As the World Shrinks, The Supply Chain Grows

In Detroit, the good old days of General Motors viewing Detroit-based Ford and Detroit-based Chrysler as its main competitors are long gone.

Even the days when Volkswagen and Japanese auto manufacturers became apparent competitors to the Big Three’s largely myopic corporate managers have disappeared. These were days of nostalgia and naivete; a great deal else has vanished. Look at the Yankees. On second thought, don’t.

Today, it’s a new ballgame, played by a new set of rules, business parameters, and metrics. And the new equipment consists of wireless electronic technology, laptop and handheld computers, Internet services, and specific web-directed, web-enabled applications for supply chain management, warehouse management, product lifecycle management, and ERP.


A person sitting in a thatch hut in Sri Lanka, holding a PDA, can run a business based in Milwaukee.

In the good old days, most of us thought of personal computers as a way to automatically record our writing when we mastered Word, and our figures and accounting when we mastered Excel. And of course we played our games.

We were also intrigued, at first, by our new ability to save and print data in ways far more efficient than we had in the past. It seemed a miracle, and to a degree it was. More miracles were to come.

Graphics soon became dominant. Then, as the Internet branched out from universities and government and consumed us all, computer use changed dramatically.

Hooked on Information

What was once merely a processor became a communicator, a research tool, and a business process controller. We were not just extended, we were hooked deeply into a world of information that is able to deliver both the research of the ages and information of the very minute.

We can hardly remember how we worked, or what we worked with, before these tools, networks, and systems. Did we work? The computer is no longer an object, a box on the desk; it is an available network to connect to. Writing and figuring have become second- or third-tier functions.

It is not merely that we can be anywhere, such as Sri Lanka, and function; we can be in motion in Sri Lanka and function well. We are functional without being rooted in an office or specific place. Real estate has little to do with getting business done.

Having a huge and impressive office means nothing when push comes to shove, or when push transforms into a company’s demand-driven supply chain or logistics strategy.

We now know of demand from suppliers, customers, and associates electronically, and can react to it from anywhere, at any time, with complex responses that can be hooked to a data warehouse. The same warehouse or database that keeps our records may hold the data for an outsourced manufacturing operation. And, its attendant software can, with minimal help, keep manufacturing the goods while we surf the web, or surf the waves.
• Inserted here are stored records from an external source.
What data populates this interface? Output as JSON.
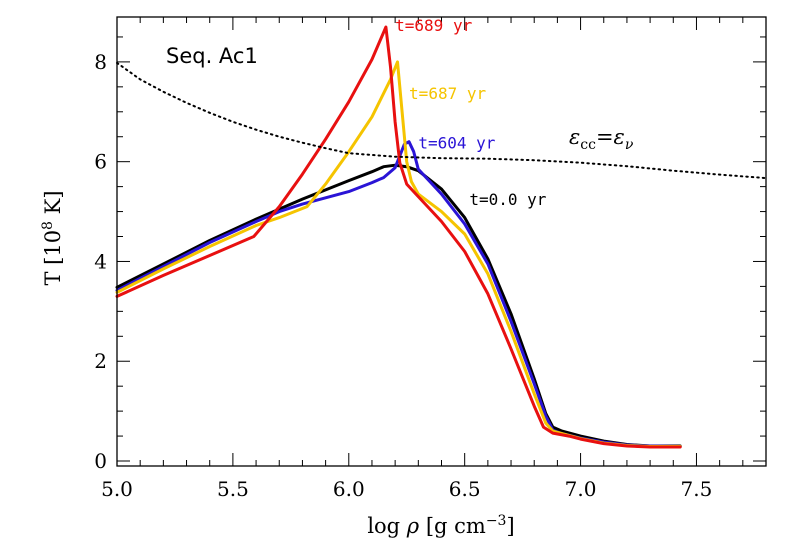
{
  "chart_data": {
    "type": "line",
    "title": "Seq. Ac1",
    "xlabel": {
      "prefix": "log ",
      "symbol": "ρ",
      "suffix": " [g cm",
      "sup": "−3",
      "close": "]"
    },
    "ylabel": {
      "prefix": "T [10",
      "sup": "8",
      "suffix": " K]"
    },
    "xlim": [
      5.0,
      7.8
    ],
    "ylim": [
      -0.1,
      8.9
    ],
    "xticks": [
      5.0,
      5.5,
      6.0,
      6.5,
      7.0,
      7.5
    ],
    "xtick_labels": [
      "5.0",
      "5.5",
      "6.0",
      "6.5",
      "7.0",
      "7.5"
    ],
    "yticks": [
      0,
      2,
      4,
      6,
      8
    ],
    "ytick_labels": [
      "0",
      "2",
      "4",
      "6",
      "8"
    ],
    "x_minor_step": 0.1,
    "y_minor_step": 0.5,
    "series": [
      {
        "name": "t=0.0 yr",
        "color": "#000000",
        "style": "solid",
        "points": [
          [
            5.0,
            3.48
          ],
          [
            5.2,
            3.95
          ],
          [
            5.4,
            4.42
          ],
          [
            5.6,
            4.85
          ],
          [
            5.8,
            5.25
          ],
          [
            6.0,
            5.62
          ],
          [
            6.1,
            5.8
          ],
          [
            6.15,
            5.9
          ],
          [
            6.2,
            5.93
          ],
          [
            6.25,
            5.9
          ],
          [
            6.3,
            5.82
          ],
          [
            6.4,
            5.45
          ],
          [
            6.5,
            4.88
          ],
          [
            6.6,
            4.05
          ],
          [
            6.7,
            2.95
          ],
          [
            6.8,
            1.65
          ],
          [
            6.85,
            0.95
          ],
          [
            6.88,
            0.68
          ],
          [
            6.92,
            0.6
          ],
          [
            7.0,
            0.5
          ],
          [
            7.1,
            0.4
          ],
          [
            7.2,
            0.33
          ],
          [
            7.3,
            0.3
          ],
          [
            7.43,
            0.3
          ]
        ]
      },
      {
        "name": "t=604 yr",
        "color": "#2a14d6",
        "style": "solid",
        "points": [
          [
            5.0,
            3.42
          ],
          [
            5.2,
            3.9
          ],
          [
            5.4,
            4.38
          ],
          [
            5.6,
            4.8
          ],
          [
            5.7,
            5.0
          ],
          [
            5.8,
            5.15
          ],
          [
            6.0,
            5.4
          ],
          [
            6.1,
            5.58
          ],
          [
            6.15,
            5.68
          ],
          [
            6.2,
            5.88
          ],
          [
            6.24,
            6.35
          ],
          [
            6.26,
            6.4
          ],
          [
            6.28,
            6.2
          ],
          [
            6.3,
            5.85
          ],
          [
            6.35,
            5.6
          ],
          [
            6.4,
            5.35
          ],
          [
            6.5,
            4.75
          ],
          [
            6.6,
            3.95
          ],
          [
            6.7,
            2.8
          ],
          [
            6.8,
            1.55
          ],
          [
            6.85,
            0.9
          ],
          [
            6.88,
            0.62
          ],
          [
            6.92,
            0.55
          ],
          [
            7.0,
            0.46
          ],
          [
            7.1,
            0.38
          ],
          [
            7.2,
            0.32
          ],
          [
            7.3,
            0.3
          ],
          [
            7.43,
            0.29
          ]
        ]
      },
      {
        "name": "t=687 yr",
        "color": "#f5c400",
        "style": "solid",
        "points": [
          [
            5.0,
            3.38
          ],
          [
            5.2,
            3.85
          ],
          [
            5.4,
            4.3
          ],
          [
            5.6,
            4.72
          ],
          [
            5.7,
            4.88
          ],
          [
            5.82,
            5.1
          ],
          [
            5.9,
            5.55
          ],
          [
            6.0,
            6.2
          ],
          [
            6.1,
            6.9
          ],
          [
            6.18,
            7.65
          ],
          [
            6.21,
            8.0
          ],
          [
            6.23,
            7.0
          ],
          [
            6.25,
            6.0
          ],
          [
            6.27,
            5.6
          ],
          [
            6.3,
            5.35
          ],
          [
            6.4,
            5.0
          ],
          [
            6.5,
            4.55
          ],
          [
            6.6,
            3.75
          ],
          [
            6.7,
            2.6
          ],
          [
            6.8,
            1.35
          ],
          [
            6.85,
            0.76
          ],
          [
            6.88,
            0.6
          ],
          [
            6.92,
            0.55
          ],
          [
            7.0,
            0.45
          ],
          [
            7.1,
            0.36
          ],
          [
            7.2,
            0.31
          ],
          [
            7.3,
            0.29
          ],
          [
            7.43,
            0.29
          ]
        ]
      },
      {
        "name": "t=689 yr",
        "color": "#e81010",
        "style": "solid",
        "points": [
          [
            5.0,
            3.3
          ],
          [
            5.2,
            3.72
          ],
          [
            5.4,
            4.12
          ],
          [
            5.59,
            4.5
          ],
          [
            5.7,
            5.1
          ],
          [
            5.8,
            5.75
          ],
          [
            5.9,
            6.45
          ],
          [
            6.0,
            7.2
          ],
          [
            6.1,
            8.05
          ],
          [
            6.16,
            8.7
          ],
          [
            6.18,
            7.9
          ],
          [
            6.2,
            6.8
          ],
          [
            6.22,
            5.98
          ],
          [
            6.25,
            5.55
          ],
          [
            6.3,
            5.3
          ],
          [
            6.4,
            4.8
          ],
          [
            6.5,
            4.2
          ],
          [
            6.6,
            3.35
          ],
          [
            6.7,
            2.25
          ],
          [
            6.8,
            1.1
          ],
          [
            6.84,
            0.68
          ],
          [
            6.88,
            0.56
          ],
          [
            6.95,
            0.5
          ],
          [
            7.0,
            0.44
          ],
          [
            7.1,
            0.35
          ],
          [
            7.2,
            0.3
          ],
          [
            7.3,
            0.28
          ],
          [
            7.43,
            0.28
          ]
        ]
      },
      {
        "name": "εcc=εν",
        "color": "#000000",
        "style": "dotted",
        "points": [
          [
            5.0,
            7.98
          ],
          [
            5.1,
            7.65
          ],
          [
            5.2,
            7.4
          ],
          [
            5.3,
            7.18
          ],
          [
            5.4,
            6.98
          ],
          [
            5.5,
            6.8
          ],
          [
            5.6,
            6.64
          ],
          [
            5.7,
            6.5
          ],
          [
            5.8,
            6.38
          ],
          [
            5.9,
            6.27
          ],
          [
            6.0,
            6.17
          ],
          [
            6.2,
            6.1
          ],
          [
            6.4,
            6.07
          ],
          [
            6.6,
            6.06
          ],
          [
            6.8,
            6.03
          ],
          [
            7.0,
            5.98
          ],
          [
            7.2,
            5.91
          ],
          [
            7.4,
            5.82
          ],
          [
            7.6,
            5.74
          ],
          [
            7.8,
            5.67
          ]
        ]
      }
    ],
    "series_labels": [
      {
        "text": "t=689 yr",
        "color": "#e81010",
        "at": [
          6.2,
          8.62
        ]
      },
      {
        "text": "t=687 yr",
        "color": "#f5c400",
        "at": [
          6.26,
          7.26
        ]
      },
      {
        "text": "t=604 yr",
        "color": "#2a14d6",
        "at": [
          6.3,
          6.26
        ]
      },
      {
        "text": "t=0.0 yr",
        "color": "#000000",
        "at": [
          6.52,
          5.13
        ]
      }
    ],
    "annotation": {
      "base1": "ε",
      "sub1": "cc",
      "eq": "=",
      "base2": "ε",
      "sub2": "ν",
      "at": [
        6.95,
        6.35
      ]
    }
  }
}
Globalization is by no means a simple concept. Columbus shrunk the world, as did the Wright Brothers’ machine. Their shrinking is infinitesimal when placed alongside the Internet and the wireless technology we use to connect to it.

The opportunity to develop and maintain collaborative partnerships with whomever we want, at any point on the globe, is the greatest change brought about by the Internet. We now are able to tune into talent, bargains, assets, and markets never dreamed of in pre-Internet times.

The enterprise’s playing field has been leveled in a way we hardly expected. Nationalism, geography, and distance have less and less bearing on the organization and execution of business processes. In these terms, the supply chain becomes not merely an adjunct to business, but its lifeline and greatest opportunity.

Tommorow’s Leaders

Some companies have embraced this new world with great energy. In retailing, Wal-Mart remains a leader. It sources where it wants, what it wants, and places strict mandates, such as RFID, on its vendors in order to know where goods and products are. Wal-Mart also has embraced the use of modern distribution centers as the stage upon which its business processes succeed.

In manufacturing, Hewlett-Packard organized its server product in Houston, developed it in Singapore, and engineered it in Taiwan. The company sources server parts worldwide—from China, India, and Australia, among other regions.

And Apple designs its newest products in the United States, sources parts globally, and outsources manufacturing.

Need I mention Dell? Dell doesn’t manufacture anything; instead it embraces a philosophy of demand logistics that satisfies customers with products assembled from global parts. Wal-Mart, Hewlett-Packard, Apple, Dell—these companies, and others, are today’s models for tomorrow’s enterprises.

Today, the game is to see your own operation, your own market, and your own logistics strategies in these new terms. Companies that intelligently move into this new environment will become the leaders of tomorrow. They will have the advantage of world resources, world-based collaborative partners, and a world-class supply chain that executes globally and functionally.